We formulate the problem as a DP where the subproblem DP[i][m] represents the minimum k-means cost for clustering the first i points into m clusters. The transition considers where the last cluster (the m-th cluster) starts. If the m-th cluster covers points from index j to i (inclusive) – meaning the first m−1 clusters cover points 1 to j−1 – then the recurrence is:

$$ DP[i][m] = \min_{m \leq j \leq i} (DP[j-1][m-1] + d(x_j,\ldots,x_i)) $$

where $d(x_j,\ldots,x_i)$ is the weighted cost (sum of squared distances) of assigning points $x_j \ldots x_i$ to a single cluster. The base cases are $DP[0][0]=0$ (zero points in zero clusters costs 0) and $DP[i][0]=\infty$ for $i>0$ (cannot cluster >0 points into 0 clusters). Likewise, $DP[0][m]=\infty$ for $m>0$. Ultimately, $DP[n][k]$ (with n = number of points) gives the minimum cost for k clusters.

Contiguous clusters

Because the input points are sorted, the optimal clustering will group contiguous points. This is why we restrict that the last cluster spans a contiguous interval $j\ldots i$. Contiguous clusters simplify cost computation and reduce the search space drastically (no need to consider non-contiguous groupings).

Efficient Cost Computation for a Cluster

The cost $d(x_j,\ldots,x_i)$ is defined as the weighted sum of squared distances of points $x_j$ through $x_i$ from their mean. We can compute this in O(1) time with precomputed prefix sums:

Let $P[t]=\sum_{r=1}^t x_r$ (prefix sum up to index t) and $Q[t]=\sum_{r=1}^t x_r^2$ (prefix sum of squares).

For any segment $j\ldots i$, the sum is $S=P[i]-P[j-1]$ and the sum of squares is $Q[i]-Q[j-1]$. The number of points in the segment is $n_{seg}=i-j+1$.

The mean of points $x_j\ldots x_i$ is $\mu=S/n_{seg}$. The sum of squared errors (SSE) for this segment is:

$$ \sum_{r=j}^i (x_r-\mu)^2 = (Q[i]-Q[j-1])-\frac{S^2}{n_{seg}} $$

This formula computes the within-cluster SSE in constant time from the prefix sums. We can prepare the prefix arrays in O(n) time. Using such O(1) cost lookup, a direct DP implementation would take O(n²·k) time in the worst case, because for each state $DP[i][m]$ we might scan a range of j. We need to reduce this using a smarter optimization.

Divide-and-Conquer Optimization (Monotonic DP)

The key to optimizing the DP is to exploit the monotonicity of the optimal partition point as i grows. Intuitively, if $opt(m,i)$ is the index j that gives the minimum for $DP[i][m]$ (i.e. the optimal start of the last cluster for i points and m clusters), it turns out that $opt(m,i)$ will non-decrease as i increases under this cost function. In other words, the best split point for a larger index i is at least as far right as the best split for a smaller index.
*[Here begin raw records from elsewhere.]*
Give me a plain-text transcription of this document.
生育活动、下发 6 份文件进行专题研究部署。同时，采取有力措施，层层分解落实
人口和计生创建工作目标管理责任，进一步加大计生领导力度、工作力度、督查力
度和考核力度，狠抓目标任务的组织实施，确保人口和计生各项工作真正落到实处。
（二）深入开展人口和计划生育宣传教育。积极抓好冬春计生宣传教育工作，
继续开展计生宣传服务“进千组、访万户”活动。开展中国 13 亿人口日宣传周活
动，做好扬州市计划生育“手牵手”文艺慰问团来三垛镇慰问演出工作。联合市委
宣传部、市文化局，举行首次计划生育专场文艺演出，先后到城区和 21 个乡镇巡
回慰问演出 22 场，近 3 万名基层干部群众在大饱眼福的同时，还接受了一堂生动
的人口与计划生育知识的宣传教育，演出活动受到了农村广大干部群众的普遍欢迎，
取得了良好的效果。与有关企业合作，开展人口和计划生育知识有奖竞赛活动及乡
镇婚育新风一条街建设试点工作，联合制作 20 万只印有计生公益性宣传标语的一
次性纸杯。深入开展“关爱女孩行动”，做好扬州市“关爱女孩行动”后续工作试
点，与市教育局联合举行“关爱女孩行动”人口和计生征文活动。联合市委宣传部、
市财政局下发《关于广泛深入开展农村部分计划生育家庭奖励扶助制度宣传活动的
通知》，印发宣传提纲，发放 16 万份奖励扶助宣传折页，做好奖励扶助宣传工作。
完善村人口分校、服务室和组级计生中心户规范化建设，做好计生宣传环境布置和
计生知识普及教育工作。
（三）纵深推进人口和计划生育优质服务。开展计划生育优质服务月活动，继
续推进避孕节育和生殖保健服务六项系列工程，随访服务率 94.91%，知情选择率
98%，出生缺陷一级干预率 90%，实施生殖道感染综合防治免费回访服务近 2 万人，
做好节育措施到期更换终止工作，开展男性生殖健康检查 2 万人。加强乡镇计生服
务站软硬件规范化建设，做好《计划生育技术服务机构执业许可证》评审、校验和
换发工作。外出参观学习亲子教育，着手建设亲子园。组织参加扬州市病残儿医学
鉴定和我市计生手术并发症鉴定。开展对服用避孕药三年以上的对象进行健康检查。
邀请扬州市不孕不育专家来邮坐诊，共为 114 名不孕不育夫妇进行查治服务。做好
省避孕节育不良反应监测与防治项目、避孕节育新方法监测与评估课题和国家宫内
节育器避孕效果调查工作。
This property holds here because the cost function (SSE) satisfies the quadrangle inequality (a form of convexity on contiguous segments).

How this helps: If $opt(m,i_0)=j_0$, then when computing $DP[i][m]$ for any $i>i_0$, we only need to consider split positions $j\geq j_0$. We can prune transitions that go left of the previous optimum.

This monotonicity enables using a divide-and-conquer DP approach (also known as Knuth optimization in DP) to compute each row of the DP table in linear time. Instead of trying every j for every i naively, we do a recursive divide-and-conquer:

  1. To compute $DP[*][m]$ (the m-th cluster row for all i from 1..n), solve for a midpoint i = mid (e.g. n/2), find the optimal j for this mid by checking only a limited range $[j_{min},j_{max}]$ (based on known bounds from nearby indices).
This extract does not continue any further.